La deuxième femme à comparaître devant la chambre de première instance du Tribunal militaire de Ouagadougou s’est présentée à la barre le 26 octobre 2018 dans la salle des banquets de Ouaga 2000. Elle se nomme Fatoumata Thérèse Diawara et est accusée de complicité d’attentat à la sûreté de l’Etat et de complicité de trahison. Si l’ex-belle-fille de «Golf» a rejeté en bloc les faits à elle reprochés, elle n’a pas nié avoir eu des échanges téléphoniques avec le général Bassolé, à qui elle a demandé de l’argent pour aider les familles des soldats qui vivaient des moments difficiles. Une affirmation qui est tout à fait le contraire de ce qu’a estimé le parquet militaire.

 

 

«Nous appelons à la barre Diawara Fatouma Thérèse. Vous êtes née le 12 septembre 1986 à Abidjan en Côte d’Ivoire. Gérante de société, vous êtes célibataire, mère d’un enfant. Burkinabè de nationalité, vous vous dites jamais condamnée ni décorée. Je m’en vais vous notifier les faits qui vous sont reprochés : complicité d’attentat à la sûreté de l’Etat et complicité de trahison. Est-ce que vous reconnaissez les faits ? ». Tels ont les propos du président de la chambre de première instance du Tribunal militaire de Ouagadougou, Seidou Ouédraogo, après avoir prononcé la reprise de l’audience à 9h 05. Face à lui et aux autres membres de la juridiction, se tient à la barre l’accusée, assistée de son conseil Me Seydou Roger Yamba et de Me Abdoul Latif Dabo qui a fait auparavant noter la constitution de la SCPA Somé et associés auprès de l’inculpée. Les faits reprochés en d’autres termes : le parquet militaire poursuit Fatoumata Thérèse Diawara pour avoir, d’une part, aidé et assisté le général Diendéré dans l’infraction d’attentat à la sûreté de l’Etat, qui se définit, entre autres, par le fait d’avoir voulu changer par la violence le régime légal ou de porter atteinte à l’intégrité du territoire national ; d’autre part, Dame Diawara aurait aidé et assisté le général dans la trahison. La trahison, elle, s’entend par, entre autres, le fait de porter des armes contre l’Etat ou d’être en relation avec une puissance étrangère en vue de l’engager à entreprendre des hostilités contre le Burkina Faso ou en lui en fournissant les moyens soit en facilitant la pénétration des forces étrangères sur le territoire, soit en ébranlant la fidélité des armées, soit de toute autre manière.

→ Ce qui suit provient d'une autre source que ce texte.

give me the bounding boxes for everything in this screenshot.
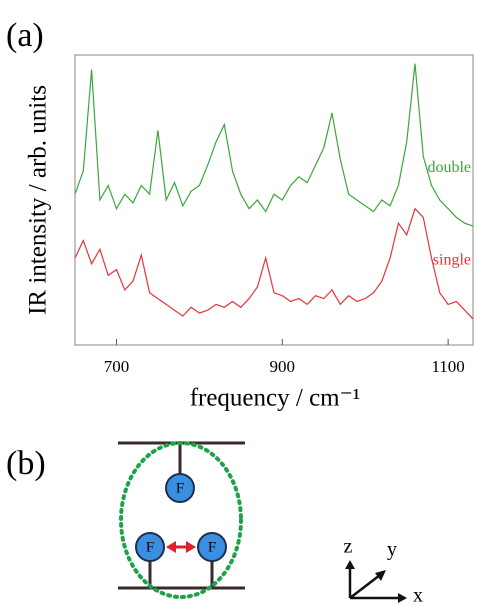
y-axis-label: IR intensity / arb. units — [25, 85, 52, 315]
plot-frame — [74, 54, 474, 346]
axis-name: z — [344, 536, 353, 558]
axis-name: y — [387, 539, 397, 561]
dotted-ellipse — [119, 441, 243, 599]
atom-label: F — [208, 539, 216, 555]
atom — [165, 473, 195, 503]
atom — [197, 532, 227, 562]
x-tick-label: 700 — [104, 357, 130, 376]
axis-name: x — [413, 585, 423, 606]
atom — [135, 532, 165, 562]
arrow — [166, 541, 196, 553]
x-tick-label: 1100 — [431, 357, 464, 376]
series-label: single — [433, 252, 471, 269]
series-line — [74, 207, 474, 320]
atom-label: F — [146, 539, 154, 555]
series-label: double — [427, 159, 471, 176]
series-line — [74, 63, 474, 227]
coordinate-axes — [345, 560, 407, 603]
panel-label: (a) — [6, 17, 44, 54]
x-tick-label: 900 — [270, 357, 296, 376]
x-axis-label: frequency / cm⁻¹ — [190, 385, 361, 412]
panel-label-b: (b) — [6, 445, 46, 482]
atom-label: F — [176, 480, 184, 496]
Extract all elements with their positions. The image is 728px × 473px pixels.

«Je ne reconnais pas les faits, Monsieur le Président », a répondu la gérante de société. « Le tribunal vous écoute », a fait savoir Seidou Ouédraogo. «Je remercie le Seigneur d’être devant votre barre, car j’ai failli ne pas être là. Contrairement aux autres accusés qui ont défilé, je n’ai réellement pas de récit pour dire voilà ce que j’ai fait le 16 septembre 2015. J’étais à mon domicile. Ce qui m’a amenée ici est en rapport avec mes appels téléphoniques, donc je ne sais pas quoi dire pour ce qui est du 17, du 18, etc.», a raconté Fatoumata Thérèse Diawara. «Avez-vous reçu des appels d’autorités ivoiriennes et des deux généraux, Diendéré et Bassolé ?» a demandé le juge Ouédraogo. «Oui, Monsieur le président. Mais pour ce qui est des autorités ivoiriennes, c’est une seule personne, le colonel Zakaria Koné», a répondu l’inculpée. «Quelle était la substance de vos échanges avec le colonel ?», a ajouté celui qui assure la police de l’audience. «Je connais le colonel depuis 2003-2004. On a toujours été en contact. Il a connu ma mère quand celle-ci était toujours en vie, en Côte d’Ivoire. Quand il y a eu le coup, il m’a appelé pour prendre mes nouvelles», a-t-elle expliqué. «Avez-vous eu des échanges avec le général Bakayoko ? (ndlr : Soumaïla Bakayoko, officier supérieur de l’armée ivoirienne). «Non», a réagi la mise en cause. «Et avec le général Bassolé, quelle était la substance de vos échanges ?», a poursuivi Seidou Ouédraogo. «Je tiens à préciser que je connais le général Djibrill Bassolé depuis ma tendre enfance. C’est un ami de ma mère. Je lui ai demandé de l’argent pour aider les familles des soldats», a-t-elle fait savoir. «Avez-vous reçu de l’argent de la part du général Diendéré ?», a demandé Seidou Ouédraogo. «Je n’ai pas reçu 1 franc du général Diendéré», a-t-elle indiqué. «Monsieur le Procureur militaire, l’accusée est à vous pour vos questions et observations», a conclu le président de la chambre.

 

«Je l’ai informé d’une situation afin qu’il vienne en aide aux soldats »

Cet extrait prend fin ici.